Asia's naphtha crack eased for the third straight session to a near two-week low, as abundant regional supplies weighed, traders said on Monday. The naphtha crack against Brent crude stood at $128.85 a tonne, down $4.05 a tonne, Reuters data showed. "Naphtha going forward will be rangebound, with some bearish tendency," said a Singapore-based trader.
Bharat Petroleum Corp Ltd cancelled its latest tender offering up to 20,000 tonnes of naphtha for loading in June 15-16 due to unattractive bids, trade sources said. "The cargo offered was too prompt, and it may be better to hold it back as the economics (bids submitted) were not great," said an South Asia-based source.

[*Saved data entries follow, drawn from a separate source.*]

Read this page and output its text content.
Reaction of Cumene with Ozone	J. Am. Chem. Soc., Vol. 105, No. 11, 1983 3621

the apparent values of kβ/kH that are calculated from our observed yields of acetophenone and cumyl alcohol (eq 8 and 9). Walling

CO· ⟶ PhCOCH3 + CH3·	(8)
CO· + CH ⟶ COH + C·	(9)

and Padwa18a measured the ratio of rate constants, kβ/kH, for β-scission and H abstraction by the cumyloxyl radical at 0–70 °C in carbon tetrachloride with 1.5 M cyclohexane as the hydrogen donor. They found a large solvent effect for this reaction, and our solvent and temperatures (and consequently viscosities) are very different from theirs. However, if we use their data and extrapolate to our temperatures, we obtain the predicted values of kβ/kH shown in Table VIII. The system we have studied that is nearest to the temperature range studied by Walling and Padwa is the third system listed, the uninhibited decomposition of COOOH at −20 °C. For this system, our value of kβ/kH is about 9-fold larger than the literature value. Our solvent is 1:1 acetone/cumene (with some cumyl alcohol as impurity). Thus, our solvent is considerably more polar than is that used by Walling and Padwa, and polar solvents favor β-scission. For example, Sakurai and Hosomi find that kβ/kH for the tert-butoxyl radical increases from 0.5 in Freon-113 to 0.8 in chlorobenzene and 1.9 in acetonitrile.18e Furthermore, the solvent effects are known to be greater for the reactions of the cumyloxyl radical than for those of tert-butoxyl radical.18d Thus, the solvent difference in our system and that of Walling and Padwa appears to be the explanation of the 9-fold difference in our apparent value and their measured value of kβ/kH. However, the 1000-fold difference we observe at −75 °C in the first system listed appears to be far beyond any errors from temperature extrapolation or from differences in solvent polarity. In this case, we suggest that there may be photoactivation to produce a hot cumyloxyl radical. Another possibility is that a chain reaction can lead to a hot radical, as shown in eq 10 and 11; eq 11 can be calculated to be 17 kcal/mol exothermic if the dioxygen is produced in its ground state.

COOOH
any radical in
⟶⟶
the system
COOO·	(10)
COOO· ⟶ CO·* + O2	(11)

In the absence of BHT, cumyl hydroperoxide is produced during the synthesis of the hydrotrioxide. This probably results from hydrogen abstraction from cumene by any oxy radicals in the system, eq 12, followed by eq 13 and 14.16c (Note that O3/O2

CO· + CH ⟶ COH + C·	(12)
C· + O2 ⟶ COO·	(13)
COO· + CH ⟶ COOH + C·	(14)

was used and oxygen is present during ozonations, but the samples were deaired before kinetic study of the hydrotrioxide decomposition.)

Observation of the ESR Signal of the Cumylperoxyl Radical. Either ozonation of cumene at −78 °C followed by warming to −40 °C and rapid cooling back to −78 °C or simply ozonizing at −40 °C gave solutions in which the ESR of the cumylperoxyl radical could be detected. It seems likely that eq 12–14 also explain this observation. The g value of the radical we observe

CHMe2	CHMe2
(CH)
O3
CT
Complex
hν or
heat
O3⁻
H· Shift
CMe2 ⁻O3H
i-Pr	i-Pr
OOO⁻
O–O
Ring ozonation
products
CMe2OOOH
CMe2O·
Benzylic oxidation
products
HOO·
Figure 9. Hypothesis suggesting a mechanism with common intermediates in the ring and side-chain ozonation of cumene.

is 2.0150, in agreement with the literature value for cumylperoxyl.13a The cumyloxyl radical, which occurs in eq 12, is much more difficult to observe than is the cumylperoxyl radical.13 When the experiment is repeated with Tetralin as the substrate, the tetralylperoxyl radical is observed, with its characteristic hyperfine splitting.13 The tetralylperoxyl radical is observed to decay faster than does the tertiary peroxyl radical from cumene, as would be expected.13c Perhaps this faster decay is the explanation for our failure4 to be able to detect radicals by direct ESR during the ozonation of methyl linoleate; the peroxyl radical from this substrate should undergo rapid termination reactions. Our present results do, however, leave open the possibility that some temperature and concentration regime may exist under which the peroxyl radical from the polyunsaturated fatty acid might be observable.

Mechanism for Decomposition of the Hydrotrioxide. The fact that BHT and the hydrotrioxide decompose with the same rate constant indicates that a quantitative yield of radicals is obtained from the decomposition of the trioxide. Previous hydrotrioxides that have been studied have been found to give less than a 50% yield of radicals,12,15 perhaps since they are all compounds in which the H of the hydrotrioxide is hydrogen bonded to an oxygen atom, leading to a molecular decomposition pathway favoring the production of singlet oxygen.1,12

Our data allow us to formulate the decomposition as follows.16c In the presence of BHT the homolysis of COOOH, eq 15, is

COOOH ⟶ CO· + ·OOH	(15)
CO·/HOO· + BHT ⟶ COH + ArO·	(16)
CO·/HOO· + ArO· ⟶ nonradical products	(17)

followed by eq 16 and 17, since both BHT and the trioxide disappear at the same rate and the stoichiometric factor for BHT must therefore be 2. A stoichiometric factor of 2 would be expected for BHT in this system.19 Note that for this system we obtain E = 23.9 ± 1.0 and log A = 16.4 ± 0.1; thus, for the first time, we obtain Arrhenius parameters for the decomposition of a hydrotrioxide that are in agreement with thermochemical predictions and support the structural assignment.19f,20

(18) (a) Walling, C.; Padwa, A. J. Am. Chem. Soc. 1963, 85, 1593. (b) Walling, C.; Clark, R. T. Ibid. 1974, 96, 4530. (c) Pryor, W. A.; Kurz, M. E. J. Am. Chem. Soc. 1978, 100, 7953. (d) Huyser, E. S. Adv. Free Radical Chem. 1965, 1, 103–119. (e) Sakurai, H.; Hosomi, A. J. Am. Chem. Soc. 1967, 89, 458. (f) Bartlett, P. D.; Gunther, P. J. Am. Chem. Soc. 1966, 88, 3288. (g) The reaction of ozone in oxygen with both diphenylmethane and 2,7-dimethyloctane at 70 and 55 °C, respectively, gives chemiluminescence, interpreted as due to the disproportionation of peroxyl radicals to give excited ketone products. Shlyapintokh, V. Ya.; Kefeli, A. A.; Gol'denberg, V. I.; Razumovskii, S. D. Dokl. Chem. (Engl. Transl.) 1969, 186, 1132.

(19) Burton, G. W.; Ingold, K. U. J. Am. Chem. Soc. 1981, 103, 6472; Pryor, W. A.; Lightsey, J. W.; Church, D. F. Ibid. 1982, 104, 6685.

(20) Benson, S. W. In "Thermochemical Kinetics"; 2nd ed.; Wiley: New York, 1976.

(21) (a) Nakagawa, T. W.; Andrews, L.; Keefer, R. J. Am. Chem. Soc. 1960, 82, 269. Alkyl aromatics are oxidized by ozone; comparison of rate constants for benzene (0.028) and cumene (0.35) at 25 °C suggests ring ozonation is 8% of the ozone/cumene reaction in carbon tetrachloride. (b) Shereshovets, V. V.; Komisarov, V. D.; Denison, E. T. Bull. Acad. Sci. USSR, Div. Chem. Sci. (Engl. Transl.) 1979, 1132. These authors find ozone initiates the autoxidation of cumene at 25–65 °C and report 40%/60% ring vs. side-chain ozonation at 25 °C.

India's Oil and Natural Gas Corporation sold 35,000 tonnes of naphtha for loading over July 5-6 from Hazira to Marubeni at a premium of $30 a tonne to Middle East quotes on a free-on-board (FOB) basis, traders said. This was almost 20 percent lower than ONGC's last sale of a similar cargo to the same company at a premium of $37 a tonne to Middle East quotes, FOB.
ONGC's subsidiary, Mangalore Refinery Petrochemicals Ltd sold 35,000 tonnes of naphtha for July 6-8 loading to Idemitsu at a premium of $35 a tonne to Middle East quotes, FOB, traders said. Reliance offered 55,000 tonnes of naphtha for loading over July 19-23 from Sikka in a tender that closed today. There were no deals concluded during cash trading.
US company Castleton Commodities International LLC (CCI) is expanding its oil product trading in Asia to include naphtha, market sources said. A string of firms have either expanded or started naphtha trading operations in Singapore in recent years, as the region looks to plug a supply gap with shipments from Europe and the Mediterranean.